What makes bread more tasty and healthy

Photo: C.V. Subrahmanyam

Make the right choice Different types of breads kept on display at a bakery

For many kids, sandwich or milk bread slathered with a liberal dose of bright red jam and topped with another bread slice makes tasty afternoon snack or perfect stuff for the school box. It’s quick and easy to make, and most importantly, the child will eat it quietly… the reasoning many parents give. But just how much nutrition, calories, sugar and preservatives go into that ‘quick and easy’ snack? Not only kids, even adults opt for a quick convenient sandwich, albeit possibly filled with nutritional ‘goodies’ like veggies, peanut butter, meat and cheese.

Bread in its many forms has been around ages. In India it’s been unleavened (flat) bread – the rotis and phulkas, ancient West used tortillas. The bread that’s popular today, the soft, spongy risen leavened bread is thanks to the ancient Egyptians. They discovered the ‘bread starter’ or a natural form of yeast that helped bread dough to rise and consequently the baked bread to be soft and spongy. Over time, ‘refined’ bread or white bread – made from refined flour (maida) rose in popularity.

No doubt the Indian roti or chapatti of whole wheat (atta) is the healthiest, but much more handy is slice of ready-made bread.

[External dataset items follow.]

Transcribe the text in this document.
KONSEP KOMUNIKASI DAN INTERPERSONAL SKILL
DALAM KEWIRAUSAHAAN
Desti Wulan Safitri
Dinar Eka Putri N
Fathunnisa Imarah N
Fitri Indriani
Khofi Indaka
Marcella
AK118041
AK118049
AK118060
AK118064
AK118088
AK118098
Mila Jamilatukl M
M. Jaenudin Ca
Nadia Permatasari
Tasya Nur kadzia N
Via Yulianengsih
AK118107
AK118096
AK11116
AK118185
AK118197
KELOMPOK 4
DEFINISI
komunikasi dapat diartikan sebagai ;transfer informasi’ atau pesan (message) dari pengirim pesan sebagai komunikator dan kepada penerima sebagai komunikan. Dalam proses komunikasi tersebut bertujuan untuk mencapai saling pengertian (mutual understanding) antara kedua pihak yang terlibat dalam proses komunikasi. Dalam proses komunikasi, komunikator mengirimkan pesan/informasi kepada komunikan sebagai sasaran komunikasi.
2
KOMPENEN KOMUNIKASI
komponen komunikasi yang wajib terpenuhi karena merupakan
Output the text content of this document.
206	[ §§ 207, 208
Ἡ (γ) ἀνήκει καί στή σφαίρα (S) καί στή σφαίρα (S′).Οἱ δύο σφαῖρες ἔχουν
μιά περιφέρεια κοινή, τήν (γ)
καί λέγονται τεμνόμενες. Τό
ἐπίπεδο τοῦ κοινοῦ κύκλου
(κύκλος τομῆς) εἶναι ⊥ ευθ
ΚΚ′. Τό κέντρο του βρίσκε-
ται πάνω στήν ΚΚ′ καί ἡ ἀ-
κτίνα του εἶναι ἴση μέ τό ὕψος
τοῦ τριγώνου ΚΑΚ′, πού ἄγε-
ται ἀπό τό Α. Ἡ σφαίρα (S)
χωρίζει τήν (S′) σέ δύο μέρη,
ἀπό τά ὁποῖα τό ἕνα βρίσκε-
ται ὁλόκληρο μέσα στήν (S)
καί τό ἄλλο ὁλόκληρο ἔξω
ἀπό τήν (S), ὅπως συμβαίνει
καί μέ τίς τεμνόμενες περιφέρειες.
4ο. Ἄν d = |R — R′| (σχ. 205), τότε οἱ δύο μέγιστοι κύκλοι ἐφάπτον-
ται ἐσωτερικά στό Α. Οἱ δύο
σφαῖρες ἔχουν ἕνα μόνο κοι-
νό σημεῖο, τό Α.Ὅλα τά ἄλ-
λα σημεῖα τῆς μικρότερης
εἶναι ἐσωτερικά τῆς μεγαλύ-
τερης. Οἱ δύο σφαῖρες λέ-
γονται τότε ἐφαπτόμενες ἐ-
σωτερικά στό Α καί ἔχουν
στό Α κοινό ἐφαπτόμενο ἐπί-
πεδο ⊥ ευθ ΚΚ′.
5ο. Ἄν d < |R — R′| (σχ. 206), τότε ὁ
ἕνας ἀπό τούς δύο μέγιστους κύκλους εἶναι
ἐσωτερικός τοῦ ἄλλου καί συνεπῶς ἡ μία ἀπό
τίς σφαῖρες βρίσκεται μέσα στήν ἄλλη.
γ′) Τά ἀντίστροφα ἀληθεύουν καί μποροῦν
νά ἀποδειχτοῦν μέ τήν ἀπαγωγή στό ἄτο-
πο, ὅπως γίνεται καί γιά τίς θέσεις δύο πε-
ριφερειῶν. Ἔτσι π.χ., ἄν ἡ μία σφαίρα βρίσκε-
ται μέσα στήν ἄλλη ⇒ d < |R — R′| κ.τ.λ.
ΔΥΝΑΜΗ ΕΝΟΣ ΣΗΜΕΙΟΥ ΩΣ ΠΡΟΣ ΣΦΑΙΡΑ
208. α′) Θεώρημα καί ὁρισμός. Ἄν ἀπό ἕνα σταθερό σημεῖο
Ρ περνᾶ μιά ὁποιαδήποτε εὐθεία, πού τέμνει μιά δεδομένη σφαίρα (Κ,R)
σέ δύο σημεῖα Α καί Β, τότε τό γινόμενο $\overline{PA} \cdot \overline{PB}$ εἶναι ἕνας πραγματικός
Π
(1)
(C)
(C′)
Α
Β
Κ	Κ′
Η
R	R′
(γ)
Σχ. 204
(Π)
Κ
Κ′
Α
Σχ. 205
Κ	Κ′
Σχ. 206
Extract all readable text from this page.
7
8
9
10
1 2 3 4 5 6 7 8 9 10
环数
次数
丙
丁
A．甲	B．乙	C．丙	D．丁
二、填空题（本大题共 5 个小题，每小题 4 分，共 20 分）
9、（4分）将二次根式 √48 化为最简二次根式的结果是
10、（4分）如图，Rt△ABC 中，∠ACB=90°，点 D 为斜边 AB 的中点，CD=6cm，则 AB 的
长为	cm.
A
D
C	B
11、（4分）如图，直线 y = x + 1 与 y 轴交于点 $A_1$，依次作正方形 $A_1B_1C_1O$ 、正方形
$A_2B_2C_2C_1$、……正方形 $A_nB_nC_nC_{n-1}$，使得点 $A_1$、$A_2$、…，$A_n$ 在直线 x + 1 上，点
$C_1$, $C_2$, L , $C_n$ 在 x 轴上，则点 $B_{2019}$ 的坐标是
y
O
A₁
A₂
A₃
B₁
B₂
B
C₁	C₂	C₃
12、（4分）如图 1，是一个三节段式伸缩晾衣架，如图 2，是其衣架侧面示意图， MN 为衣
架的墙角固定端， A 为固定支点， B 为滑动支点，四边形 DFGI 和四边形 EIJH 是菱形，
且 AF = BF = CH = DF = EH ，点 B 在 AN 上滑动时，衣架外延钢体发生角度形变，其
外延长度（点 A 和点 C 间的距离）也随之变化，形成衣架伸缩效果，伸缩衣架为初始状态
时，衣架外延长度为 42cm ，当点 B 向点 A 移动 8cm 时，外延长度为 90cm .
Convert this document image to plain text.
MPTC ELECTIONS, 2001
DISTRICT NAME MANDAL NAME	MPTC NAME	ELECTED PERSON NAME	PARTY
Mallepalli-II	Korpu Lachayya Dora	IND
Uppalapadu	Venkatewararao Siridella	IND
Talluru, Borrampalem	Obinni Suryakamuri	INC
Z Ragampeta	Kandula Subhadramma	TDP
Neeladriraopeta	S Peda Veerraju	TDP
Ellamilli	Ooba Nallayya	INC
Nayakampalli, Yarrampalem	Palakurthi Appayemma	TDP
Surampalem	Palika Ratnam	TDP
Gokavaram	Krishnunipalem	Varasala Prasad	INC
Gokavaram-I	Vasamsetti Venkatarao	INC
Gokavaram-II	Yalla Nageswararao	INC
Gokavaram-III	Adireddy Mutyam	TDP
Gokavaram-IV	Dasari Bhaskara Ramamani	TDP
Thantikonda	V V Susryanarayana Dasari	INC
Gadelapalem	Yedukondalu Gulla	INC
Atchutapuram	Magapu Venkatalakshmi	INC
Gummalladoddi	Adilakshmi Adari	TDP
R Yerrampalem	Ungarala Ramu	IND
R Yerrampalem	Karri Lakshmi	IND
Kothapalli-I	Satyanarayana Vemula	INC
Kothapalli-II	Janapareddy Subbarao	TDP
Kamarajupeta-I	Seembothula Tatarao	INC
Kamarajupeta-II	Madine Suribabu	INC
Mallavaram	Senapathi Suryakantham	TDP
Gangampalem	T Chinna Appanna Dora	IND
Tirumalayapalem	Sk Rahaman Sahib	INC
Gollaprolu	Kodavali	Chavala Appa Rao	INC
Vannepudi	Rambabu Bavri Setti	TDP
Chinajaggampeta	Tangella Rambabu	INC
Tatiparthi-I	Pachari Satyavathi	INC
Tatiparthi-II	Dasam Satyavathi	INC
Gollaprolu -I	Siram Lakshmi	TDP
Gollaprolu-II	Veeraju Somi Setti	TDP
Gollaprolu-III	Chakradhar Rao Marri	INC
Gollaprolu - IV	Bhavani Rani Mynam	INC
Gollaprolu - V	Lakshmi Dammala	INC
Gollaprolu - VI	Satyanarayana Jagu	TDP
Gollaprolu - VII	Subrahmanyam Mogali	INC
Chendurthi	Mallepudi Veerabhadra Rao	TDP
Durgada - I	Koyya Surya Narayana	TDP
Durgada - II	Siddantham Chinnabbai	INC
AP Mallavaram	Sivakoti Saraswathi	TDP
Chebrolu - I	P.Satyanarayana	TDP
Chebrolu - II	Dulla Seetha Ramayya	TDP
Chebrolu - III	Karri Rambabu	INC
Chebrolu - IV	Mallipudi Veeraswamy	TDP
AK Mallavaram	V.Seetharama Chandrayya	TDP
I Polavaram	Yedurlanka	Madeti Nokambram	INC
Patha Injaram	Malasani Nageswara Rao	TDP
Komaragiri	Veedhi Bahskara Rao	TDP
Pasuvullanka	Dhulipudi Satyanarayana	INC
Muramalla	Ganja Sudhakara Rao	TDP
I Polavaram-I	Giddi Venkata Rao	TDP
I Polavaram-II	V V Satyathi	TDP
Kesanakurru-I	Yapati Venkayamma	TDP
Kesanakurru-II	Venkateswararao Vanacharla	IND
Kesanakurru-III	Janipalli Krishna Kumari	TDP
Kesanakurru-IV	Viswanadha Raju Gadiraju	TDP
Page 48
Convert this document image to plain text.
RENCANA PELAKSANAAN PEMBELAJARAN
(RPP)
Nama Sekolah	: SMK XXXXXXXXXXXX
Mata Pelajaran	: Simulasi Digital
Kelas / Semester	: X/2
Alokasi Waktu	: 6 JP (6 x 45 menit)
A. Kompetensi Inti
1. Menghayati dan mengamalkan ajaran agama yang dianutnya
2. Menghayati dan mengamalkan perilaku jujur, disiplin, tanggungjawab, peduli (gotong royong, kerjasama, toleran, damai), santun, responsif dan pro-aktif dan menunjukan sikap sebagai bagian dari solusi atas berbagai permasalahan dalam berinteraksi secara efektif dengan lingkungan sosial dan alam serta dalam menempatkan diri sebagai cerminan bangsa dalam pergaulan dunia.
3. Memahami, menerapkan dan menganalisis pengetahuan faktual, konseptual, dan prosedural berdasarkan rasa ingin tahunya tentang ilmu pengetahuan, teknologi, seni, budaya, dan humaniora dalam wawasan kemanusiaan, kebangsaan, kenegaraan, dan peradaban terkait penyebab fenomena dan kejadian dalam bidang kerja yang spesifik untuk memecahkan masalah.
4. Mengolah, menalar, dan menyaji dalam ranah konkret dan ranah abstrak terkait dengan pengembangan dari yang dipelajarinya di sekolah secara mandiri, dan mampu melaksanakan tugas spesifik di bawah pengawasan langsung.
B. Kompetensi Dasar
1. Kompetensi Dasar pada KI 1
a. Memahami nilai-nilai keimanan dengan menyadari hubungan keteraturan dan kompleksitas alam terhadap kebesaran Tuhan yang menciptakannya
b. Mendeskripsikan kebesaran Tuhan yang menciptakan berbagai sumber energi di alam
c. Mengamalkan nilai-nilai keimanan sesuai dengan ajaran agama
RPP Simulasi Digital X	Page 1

While white bread is tasty, goes with just anything and easily assimilated, it is sans the fibre and nutrition that’s present in natural wheat. Fibre helps the digestive system, helps in weight control and works against constipation. White bread only provides carbohydrates (which gets converted to sugar and energy), empty calories and removes 30 nutrients that whole wheat naturally provides. The alternative? Encourage ‘healthy’ breads; for which there are quite a few established bakeries in the city providing a varied range.

The usual substitute is ‘brown’ bread. But not every brown bread is as healthy – check the ingredients – just ‘wheat flour’ is synonymous with maida – with the outer husk removed, while ‘whole wheat’ or ‘whole grain’ flour is the healthier version. Many ‘brown breads’ are in reality with ‘enriched wheat flour’ or white flour with percentage of whole wheat added, and caramel colour thrown in for good measure. Healthy brown bread is ‘whole wheat’ bread. Switching over to whole-wheat bread takes time and the taste differs and not all adapt that easily. In which case, such brown breads are better than plain white bread.

And then again there are many more tasty and healthy bread varieties to pick and choose from.

The bakery ‘Bagels’ near Siripuram Junction has a wide range including raagi, whole wheat, spinach, multigrain, carrot, banana raisin, and garlic bread loaves.

‘Fresh Choice’ provides brown (whole wheat) bread, and raagi bread for the health conscious and garlic bread and masala bread for the taste savvy.

And the recent entrant, ‘Baker’s Castle’ has a selection of multigrain, brown bread, whole-grain bread and raagi bread.